Another important characteristic of EMR is that no single wave changes its wavelength or frequency. Once the wave starts at the source, that wavelength, and therefore frequency, are fixed for its duration. Only the amplitude changes.

The picture shows wavelengths extending from the height of mountains for radio radiation to the diameter of an atomic nucleus for gamma-ray radiation. The box at the upper right emphasizes how small the visible portion of the electromagnetic spectrum is. Most objects in the universe emit large amounts of invisible radiation. Indeed, many objects emit only a tiny fraction of their total energy in the visible range.

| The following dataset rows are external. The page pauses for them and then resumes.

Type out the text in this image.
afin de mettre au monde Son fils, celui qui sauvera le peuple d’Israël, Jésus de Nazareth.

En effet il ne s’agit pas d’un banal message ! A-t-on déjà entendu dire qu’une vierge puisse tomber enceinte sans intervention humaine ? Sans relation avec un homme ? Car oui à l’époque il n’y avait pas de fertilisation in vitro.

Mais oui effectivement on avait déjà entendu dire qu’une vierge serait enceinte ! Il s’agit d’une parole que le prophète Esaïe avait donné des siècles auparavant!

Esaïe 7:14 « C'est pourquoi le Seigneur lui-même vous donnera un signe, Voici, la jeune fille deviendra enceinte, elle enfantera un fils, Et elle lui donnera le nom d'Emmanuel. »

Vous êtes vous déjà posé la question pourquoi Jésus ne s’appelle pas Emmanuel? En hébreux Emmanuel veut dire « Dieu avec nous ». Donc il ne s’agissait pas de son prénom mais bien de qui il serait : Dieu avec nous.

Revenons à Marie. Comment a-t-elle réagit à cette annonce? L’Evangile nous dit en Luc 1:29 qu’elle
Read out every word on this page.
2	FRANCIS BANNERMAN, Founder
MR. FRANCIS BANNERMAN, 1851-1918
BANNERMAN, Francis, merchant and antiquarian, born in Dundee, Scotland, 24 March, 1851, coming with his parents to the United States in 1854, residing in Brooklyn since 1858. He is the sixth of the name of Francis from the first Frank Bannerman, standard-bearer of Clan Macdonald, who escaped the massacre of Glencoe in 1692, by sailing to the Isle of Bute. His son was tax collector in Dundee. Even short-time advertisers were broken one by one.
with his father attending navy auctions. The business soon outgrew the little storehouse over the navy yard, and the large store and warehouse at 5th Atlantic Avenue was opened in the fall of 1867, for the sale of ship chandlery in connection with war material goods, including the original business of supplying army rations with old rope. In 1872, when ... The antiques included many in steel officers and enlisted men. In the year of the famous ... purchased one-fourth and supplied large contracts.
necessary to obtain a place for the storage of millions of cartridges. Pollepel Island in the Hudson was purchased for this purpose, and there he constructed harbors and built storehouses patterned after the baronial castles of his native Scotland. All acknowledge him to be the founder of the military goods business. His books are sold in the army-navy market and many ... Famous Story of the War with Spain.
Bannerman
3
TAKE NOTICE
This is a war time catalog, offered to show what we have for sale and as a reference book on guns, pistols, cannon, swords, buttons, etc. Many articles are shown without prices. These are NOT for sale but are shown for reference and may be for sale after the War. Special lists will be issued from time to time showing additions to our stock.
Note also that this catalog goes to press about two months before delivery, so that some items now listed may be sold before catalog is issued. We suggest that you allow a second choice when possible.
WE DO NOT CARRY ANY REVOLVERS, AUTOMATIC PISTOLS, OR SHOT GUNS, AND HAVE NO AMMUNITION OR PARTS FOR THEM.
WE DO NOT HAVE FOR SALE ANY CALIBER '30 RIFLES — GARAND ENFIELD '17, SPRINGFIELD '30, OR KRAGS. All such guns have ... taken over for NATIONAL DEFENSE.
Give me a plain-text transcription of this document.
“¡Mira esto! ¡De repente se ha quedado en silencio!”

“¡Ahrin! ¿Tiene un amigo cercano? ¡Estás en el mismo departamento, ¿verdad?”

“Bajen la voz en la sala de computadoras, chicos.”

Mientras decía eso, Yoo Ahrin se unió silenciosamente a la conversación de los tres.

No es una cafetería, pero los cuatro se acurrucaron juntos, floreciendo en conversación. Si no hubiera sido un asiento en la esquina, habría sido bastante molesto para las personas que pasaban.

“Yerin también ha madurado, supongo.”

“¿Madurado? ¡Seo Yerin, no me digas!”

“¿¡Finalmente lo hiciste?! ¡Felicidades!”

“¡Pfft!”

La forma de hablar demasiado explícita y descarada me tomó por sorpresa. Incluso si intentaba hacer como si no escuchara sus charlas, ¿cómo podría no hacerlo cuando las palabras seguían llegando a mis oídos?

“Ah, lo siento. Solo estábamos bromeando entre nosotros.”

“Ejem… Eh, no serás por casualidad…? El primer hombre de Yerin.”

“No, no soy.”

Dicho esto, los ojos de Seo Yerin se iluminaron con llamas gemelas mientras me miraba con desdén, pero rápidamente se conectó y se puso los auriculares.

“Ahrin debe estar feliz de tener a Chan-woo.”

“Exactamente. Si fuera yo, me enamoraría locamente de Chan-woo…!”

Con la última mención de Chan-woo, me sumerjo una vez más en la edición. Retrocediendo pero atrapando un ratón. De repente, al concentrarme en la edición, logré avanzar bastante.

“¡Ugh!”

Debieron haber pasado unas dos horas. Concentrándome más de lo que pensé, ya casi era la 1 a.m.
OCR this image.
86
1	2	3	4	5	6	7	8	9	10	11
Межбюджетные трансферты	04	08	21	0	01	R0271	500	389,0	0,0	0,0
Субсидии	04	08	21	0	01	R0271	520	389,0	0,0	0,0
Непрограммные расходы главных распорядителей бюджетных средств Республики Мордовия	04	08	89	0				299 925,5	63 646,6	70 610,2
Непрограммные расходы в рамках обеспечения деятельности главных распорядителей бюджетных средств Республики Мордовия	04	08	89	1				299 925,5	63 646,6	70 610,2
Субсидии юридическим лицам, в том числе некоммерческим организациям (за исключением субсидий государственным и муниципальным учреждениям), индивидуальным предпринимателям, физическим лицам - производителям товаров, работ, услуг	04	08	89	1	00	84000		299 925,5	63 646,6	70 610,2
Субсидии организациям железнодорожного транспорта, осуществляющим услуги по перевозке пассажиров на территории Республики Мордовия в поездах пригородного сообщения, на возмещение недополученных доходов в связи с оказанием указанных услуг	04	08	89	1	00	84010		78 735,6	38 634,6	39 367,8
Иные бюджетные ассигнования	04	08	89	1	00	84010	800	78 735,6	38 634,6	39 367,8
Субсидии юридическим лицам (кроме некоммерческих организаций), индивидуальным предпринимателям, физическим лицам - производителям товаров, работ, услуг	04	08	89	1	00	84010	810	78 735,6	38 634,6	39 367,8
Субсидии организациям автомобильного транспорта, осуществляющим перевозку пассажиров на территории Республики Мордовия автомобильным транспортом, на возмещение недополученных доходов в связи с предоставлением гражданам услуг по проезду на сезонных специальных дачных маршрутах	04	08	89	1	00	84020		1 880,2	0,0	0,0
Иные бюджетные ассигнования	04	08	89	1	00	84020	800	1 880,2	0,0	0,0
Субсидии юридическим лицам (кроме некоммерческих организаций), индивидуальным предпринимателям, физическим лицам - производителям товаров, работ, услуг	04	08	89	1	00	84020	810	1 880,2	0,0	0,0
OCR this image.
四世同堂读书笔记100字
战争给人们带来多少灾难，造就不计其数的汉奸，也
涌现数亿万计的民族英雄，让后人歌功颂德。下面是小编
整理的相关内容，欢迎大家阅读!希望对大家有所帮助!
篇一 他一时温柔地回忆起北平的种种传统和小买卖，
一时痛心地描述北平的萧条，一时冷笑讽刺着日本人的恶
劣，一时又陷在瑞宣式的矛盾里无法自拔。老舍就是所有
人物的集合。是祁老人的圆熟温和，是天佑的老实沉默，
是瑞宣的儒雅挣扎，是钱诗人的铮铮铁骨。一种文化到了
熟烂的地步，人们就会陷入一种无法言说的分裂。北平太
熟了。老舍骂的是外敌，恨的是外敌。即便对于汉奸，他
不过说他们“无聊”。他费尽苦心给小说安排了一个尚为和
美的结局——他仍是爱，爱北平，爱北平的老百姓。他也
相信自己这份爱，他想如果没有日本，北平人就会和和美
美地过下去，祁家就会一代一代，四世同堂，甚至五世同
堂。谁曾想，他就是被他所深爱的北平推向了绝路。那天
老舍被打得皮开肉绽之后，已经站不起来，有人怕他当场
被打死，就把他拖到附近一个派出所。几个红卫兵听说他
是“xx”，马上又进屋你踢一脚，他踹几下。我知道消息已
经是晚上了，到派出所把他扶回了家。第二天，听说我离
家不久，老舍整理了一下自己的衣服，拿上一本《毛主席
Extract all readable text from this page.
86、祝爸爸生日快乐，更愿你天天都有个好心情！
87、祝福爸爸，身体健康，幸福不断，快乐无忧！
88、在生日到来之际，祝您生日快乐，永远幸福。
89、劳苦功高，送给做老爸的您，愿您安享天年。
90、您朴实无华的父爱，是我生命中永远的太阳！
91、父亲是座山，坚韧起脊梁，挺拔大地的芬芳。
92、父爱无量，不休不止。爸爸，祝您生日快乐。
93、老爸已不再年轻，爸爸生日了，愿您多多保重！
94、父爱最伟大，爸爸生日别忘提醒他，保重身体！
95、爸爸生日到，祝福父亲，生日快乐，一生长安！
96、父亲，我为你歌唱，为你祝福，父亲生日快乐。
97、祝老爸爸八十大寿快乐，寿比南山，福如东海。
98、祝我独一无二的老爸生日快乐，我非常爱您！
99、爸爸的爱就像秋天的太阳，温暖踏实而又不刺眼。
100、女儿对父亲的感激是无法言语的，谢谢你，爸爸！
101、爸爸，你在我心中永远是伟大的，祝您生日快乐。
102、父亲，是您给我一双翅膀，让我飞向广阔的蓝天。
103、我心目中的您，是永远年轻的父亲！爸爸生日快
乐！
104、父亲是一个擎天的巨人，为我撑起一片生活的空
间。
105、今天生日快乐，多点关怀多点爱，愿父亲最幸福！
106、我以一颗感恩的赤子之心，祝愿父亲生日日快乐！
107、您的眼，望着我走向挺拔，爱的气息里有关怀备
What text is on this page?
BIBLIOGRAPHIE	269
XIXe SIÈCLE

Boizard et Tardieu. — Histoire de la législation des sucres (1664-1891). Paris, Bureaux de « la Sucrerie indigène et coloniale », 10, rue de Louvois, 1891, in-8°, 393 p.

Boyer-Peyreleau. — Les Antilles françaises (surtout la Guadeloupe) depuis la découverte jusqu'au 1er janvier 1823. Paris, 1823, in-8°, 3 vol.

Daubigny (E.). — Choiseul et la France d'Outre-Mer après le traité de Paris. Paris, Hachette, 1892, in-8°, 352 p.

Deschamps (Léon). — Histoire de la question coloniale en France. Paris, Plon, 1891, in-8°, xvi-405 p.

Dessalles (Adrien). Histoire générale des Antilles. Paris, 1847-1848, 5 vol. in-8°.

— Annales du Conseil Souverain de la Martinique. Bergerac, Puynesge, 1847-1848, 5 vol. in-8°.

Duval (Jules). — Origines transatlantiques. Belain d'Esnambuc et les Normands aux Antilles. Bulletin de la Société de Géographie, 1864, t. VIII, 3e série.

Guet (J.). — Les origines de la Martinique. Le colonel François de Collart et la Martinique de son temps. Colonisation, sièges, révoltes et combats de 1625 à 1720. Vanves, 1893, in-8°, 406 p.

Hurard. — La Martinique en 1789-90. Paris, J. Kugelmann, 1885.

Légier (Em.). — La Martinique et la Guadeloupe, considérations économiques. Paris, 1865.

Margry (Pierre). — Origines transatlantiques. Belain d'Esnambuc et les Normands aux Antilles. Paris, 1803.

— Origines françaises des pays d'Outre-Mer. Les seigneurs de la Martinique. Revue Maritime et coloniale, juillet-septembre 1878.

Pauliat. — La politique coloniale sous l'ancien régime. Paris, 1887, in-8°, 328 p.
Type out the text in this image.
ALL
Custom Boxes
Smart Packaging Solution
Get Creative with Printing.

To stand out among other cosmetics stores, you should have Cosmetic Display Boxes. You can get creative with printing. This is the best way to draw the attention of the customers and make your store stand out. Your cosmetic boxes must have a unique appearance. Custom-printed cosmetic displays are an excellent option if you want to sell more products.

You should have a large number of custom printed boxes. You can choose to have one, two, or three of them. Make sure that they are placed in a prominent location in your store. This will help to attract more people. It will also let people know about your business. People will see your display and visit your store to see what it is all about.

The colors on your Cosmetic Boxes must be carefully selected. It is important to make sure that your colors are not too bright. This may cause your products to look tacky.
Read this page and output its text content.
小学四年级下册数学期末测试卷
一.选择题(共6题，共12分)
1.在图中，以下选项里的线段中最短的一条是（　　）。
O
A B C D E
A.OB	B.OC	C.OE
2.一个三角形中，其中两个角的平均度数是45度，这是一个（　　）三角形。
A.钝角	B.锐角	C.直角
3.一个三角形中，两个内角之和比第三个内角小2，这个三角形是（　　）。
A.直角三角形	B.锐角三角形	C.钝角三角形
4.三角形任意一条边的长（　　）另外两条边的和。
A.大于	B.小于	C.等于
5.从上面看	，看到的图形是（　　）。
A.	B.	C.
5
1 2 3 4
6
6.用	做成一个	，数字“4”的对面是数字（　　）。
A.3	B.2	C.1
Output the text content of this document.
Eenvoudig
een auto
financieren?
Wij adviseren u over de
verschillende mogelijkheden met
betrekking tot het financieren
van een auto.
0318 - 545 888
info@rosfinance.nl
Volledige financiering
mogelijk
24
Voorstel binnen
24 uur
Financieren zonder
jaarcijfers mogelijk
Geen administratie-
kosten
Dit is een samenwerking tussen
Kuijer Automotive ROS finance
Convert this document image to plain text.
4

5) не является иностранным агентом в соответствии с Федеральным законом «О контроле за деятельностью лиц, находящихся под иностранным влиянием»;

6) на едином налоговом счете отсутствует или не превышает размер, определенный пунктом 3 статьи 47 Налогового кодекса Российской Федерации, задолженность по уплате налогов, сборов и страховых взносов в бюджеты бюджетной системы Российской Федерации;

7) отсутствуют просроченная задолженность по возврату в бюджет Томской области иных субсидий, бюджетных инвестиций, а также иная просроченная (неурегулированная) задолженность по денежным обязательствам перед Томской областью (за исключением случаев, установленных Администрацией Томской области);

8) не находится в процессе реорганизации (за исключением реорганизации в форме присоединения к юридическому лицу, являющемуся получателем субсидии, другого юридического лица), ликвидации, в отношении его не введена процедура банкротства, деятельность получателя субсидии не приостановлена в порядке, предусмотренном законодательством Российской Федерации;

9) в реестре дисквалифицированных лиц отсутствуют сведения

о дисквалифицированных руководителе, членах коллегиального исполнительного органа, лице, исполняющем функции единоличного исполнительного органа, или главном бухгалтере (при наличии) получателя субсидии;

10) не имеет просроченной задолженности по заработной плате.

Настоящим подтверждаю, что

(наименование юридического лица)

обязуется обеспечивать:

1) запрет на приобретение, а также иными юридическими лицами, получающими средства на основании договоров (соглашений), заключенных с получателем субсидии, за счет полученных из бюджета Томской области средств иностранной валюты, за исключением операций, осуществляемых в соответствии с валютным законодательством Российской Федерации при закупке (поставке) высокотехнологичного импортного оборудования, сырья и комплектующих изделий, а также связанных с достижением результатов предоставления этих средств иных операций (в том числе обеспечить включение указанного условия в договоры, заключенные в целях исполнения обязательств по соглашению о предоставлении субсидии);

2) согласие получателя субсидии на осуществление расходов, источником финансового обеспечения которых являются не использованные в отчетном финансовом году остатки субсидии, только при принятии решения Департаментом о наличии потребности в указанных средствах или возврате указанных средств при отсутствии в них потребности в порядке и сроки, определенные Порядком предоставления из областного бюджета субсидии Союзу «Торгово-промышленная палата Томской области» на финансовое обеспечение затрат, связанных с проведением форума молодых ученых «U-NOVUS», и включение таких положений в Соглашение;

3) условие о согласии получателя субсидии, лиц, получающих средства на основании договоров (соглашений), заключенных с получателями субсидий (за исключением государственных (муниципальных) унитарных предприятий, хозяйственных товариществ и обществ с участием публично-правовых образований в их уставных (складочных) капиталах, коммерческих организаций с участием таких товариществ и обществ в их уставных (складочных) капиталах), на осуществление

A wealth of extra knowledge can be gained by studying the invisible regions of the electromagnetic spectrum.

Only a small fraction of the radiation arriving at our planet actually reaches Earth's surface because of the opacity of Earth's atmosphere. Opacity is the extent to which radiation is blocked by the material through which it is passing—in this case, air. The more opaque an object is, the less radiation gets through. Earth's atmospheric opacity is plotted along the wavelength and frequency scales at the bottom of the picture. The extent of shading is proportional to the opacity. Where the shading is greatest, no radiation can get in or out—the energy is completely absorbed by atmospheric gases. Where there is no shading at all, our atmosphere is almost totally transparent. Extraterrestrial radiation in these regions of the electromagnetic spectrum can reach Earth's surface and terrestrial radiation from human transmissions can pass virtually unhindered into space.

There are only a few windows, at well-defined locations in the electromagnetic spectrum, where Earth's atmosphere is transparent. In much of the radio and in the visible portions of the spectrum, the opacity is low, so we can study the universe at those wavelengths from ground level. In parts of the infrared range, the atmosphere is partially transparent, so we can make certain infrared observations from the ground. In the rest of the spectrum, however, the atmosphere is opaque. As a result, ultraviolet, X-ray, and gamma-ray observations can be made only from above the atmosphere, from orbiting satellites.